Dentro de cada célula humana ocorre um feito notável de organização molecular. Cerca de dois metros e meio de DNA devem ser compactados em um núcleo com cerca de um décimo da largura de um fio de cabelo humano, mas o DNA deve permanecer acessível o suficiente para desempenhar as funções necessárias.
Para tornar isso possível, o DNA se enrola em proteínas para formar nucleossomos. Esses nucleossomos se conectam como contas em um cordão e se dobram em fibras de cromatina. As fibras são comprimidas com mais força para caber dentro do núcleo.
Descobrindo como o DNA atinge sua forma mais compacta
Durante muitos anos, os pesquisadores não sabiam como ocorria essa compactação excessiva da cromatina. Em 2019, o investigador do HHMI, Michael Rosen, do UT Southwestern Medical Center, e sua equipe relataram que os nucleossomos produzidos em laboratório se agregam naturalmente em gotículas sem membrana chamadas condensadas. Eles descobriram que esse processo ocorre por meio da separação de fases, um fenômeno semelhante às gotículas de óleo na água, e acreditam que isso reflete como a cromatina se condensa dentro das células vivas.
Os condensados de cromatina são compostos de dezenas de milhares de moléculas que se movem rapidamente. Quando combinados, exibem propriedades emergentes que não existem nas moléculas individuais. Este grupo determina como os comportamentos são concentrados e como mantêm suas características físicas.
Para compreender estas propriedades em detalhe, os cientistas precisam de observar as fibras da cromatina e os nucleossomas nas profundezas das gotículas.
O grupo de Rosen, trabalhando com a investigadora do HHMI, Elizabeth Villa, da Universidade da Califórnia, San Diego; Rosanna Colepardo-Guevara, da Universidade de Cambridge; E Zhiheng Yu, do Genelia Research Campus do HHMI, agora alcançou esse objetivo.
Imagens de alta resolução revelam estrutura de gotículas
Usando equipamentos avançados de imagem da Genelia, os pesquisadores capturaram a visão mais detalhada até o momento de como as moléculas estão organizadas dentro dos condensados da cromatina sintética. Essas imagens fornecem uma visão direta de como as fibras da cromatina e os nucleossomos são empacotados em estruturas semelhantes a gotículas. O mesmo método de imagem foi aplicado para examinar a cromatina dentro das células reais.

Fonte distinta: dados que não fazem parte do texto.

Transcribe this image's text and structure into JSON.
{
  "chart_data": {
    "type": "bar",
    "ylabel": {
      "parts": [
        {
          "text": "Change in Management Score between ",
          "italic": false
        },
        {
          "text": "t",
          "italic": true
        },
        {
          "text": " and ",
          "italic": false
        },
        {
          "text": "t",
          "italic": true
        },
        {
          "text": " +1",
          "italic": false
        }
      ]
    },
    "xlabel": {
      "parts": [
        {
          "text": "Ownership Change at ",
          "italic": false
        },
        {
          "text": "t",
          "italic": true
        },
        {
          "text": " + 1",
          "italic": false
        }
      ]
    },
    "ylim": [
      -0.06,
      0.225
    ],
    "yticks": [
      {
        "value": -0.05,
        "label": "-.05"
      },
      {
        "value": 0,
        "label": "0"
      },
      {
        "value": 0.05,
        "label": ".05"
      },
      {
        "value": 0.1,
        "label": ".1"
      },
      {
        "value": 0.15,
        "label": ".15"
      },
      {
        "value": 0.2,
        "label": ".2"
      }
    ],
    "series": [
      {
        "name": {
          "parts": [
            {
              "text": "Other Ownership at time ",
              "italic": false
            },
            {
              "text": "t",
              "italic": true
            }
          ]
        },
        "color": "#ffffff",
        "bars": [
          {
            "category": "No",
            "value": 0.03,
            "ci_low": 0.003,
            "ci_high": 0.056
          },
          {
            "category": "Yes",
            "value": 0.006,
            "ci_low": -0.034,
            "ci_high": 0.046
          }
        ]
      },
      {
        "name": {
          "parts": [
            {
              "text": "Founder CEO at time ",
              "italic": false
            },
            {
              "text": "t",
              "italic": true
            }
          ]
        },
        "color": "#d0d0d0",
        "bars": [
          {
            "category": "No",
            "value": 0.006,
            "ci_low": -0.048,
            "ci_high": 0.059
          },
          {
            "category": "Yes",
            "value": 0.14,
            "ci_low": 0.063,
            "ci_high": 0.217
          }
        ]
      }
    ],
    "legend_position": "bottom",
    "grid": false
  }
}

Ao combinar essas imagens com simulações de computador e microscopia óptica, a equipe analisou a estrutura molecular e as interações dentro do condensado sintético. Isso permitiu que eles começassem a descobrir como as gotículas se formam e como se comportam.
Uma descoberta importante foi que o comprimento do DNA ligante dentro do nucleossomo afeta o arranjo geral da estrutura. Este arranjo determina como as fibras da cromatina interagem e molda a rede dentro do condensado.
Estas propriedades explicam porque algumas fibras de cromatina sofrem separação de fases mais facilmente do que outras e porque os condensados formados a partir de diferentes tipos de cromatina têm propriedades materiais distintas. Os pesquisadores também descobriram que os condensados sintéticos se assemelhavam à cromatina compactada encontrada nas células.
“O trabalho permitiu-nos ligar a estrutura das moléculas individuais às propriedades macroscópicas dos seus agregados, realmente pela primeira vez”, disse Rosen. “Tenho certeza de que somos apenas a ponta do iceberg – que nós e outros encontraremos maneiras melhores de desenvolver essas relações estrutura-função na escala meso (intermediária).”
Uma estrutura abrangente para compreender a condensação
Os resultados vão além da cromatina. A abordagem oferece um modelo para estudar muitos tipos de condensados biomoleculares, que são gotículas sem membrana envolvidas em funções celulares essenciais, desde a regulação genética até respostas ao estresse.
Compreender como estas estruturas são montadas e funcionam pode esclarecer o que acontece quando a condensação é interrompida, um problema que se pensa contribuir para doenças que vão desde distúrbios neurodegenerativos ao cancro.
“Ao fazer esta investigação, podemos compreender melhor como a condensação anormal pode levar a várias doenças e, potencialmente, pode ajudar-nos a desenvolver uma nova geração de terapêutica”, disse Huabin Zhou, cientista de pós-doutoramento no laboratório Rosen e principal autor do novo estudo.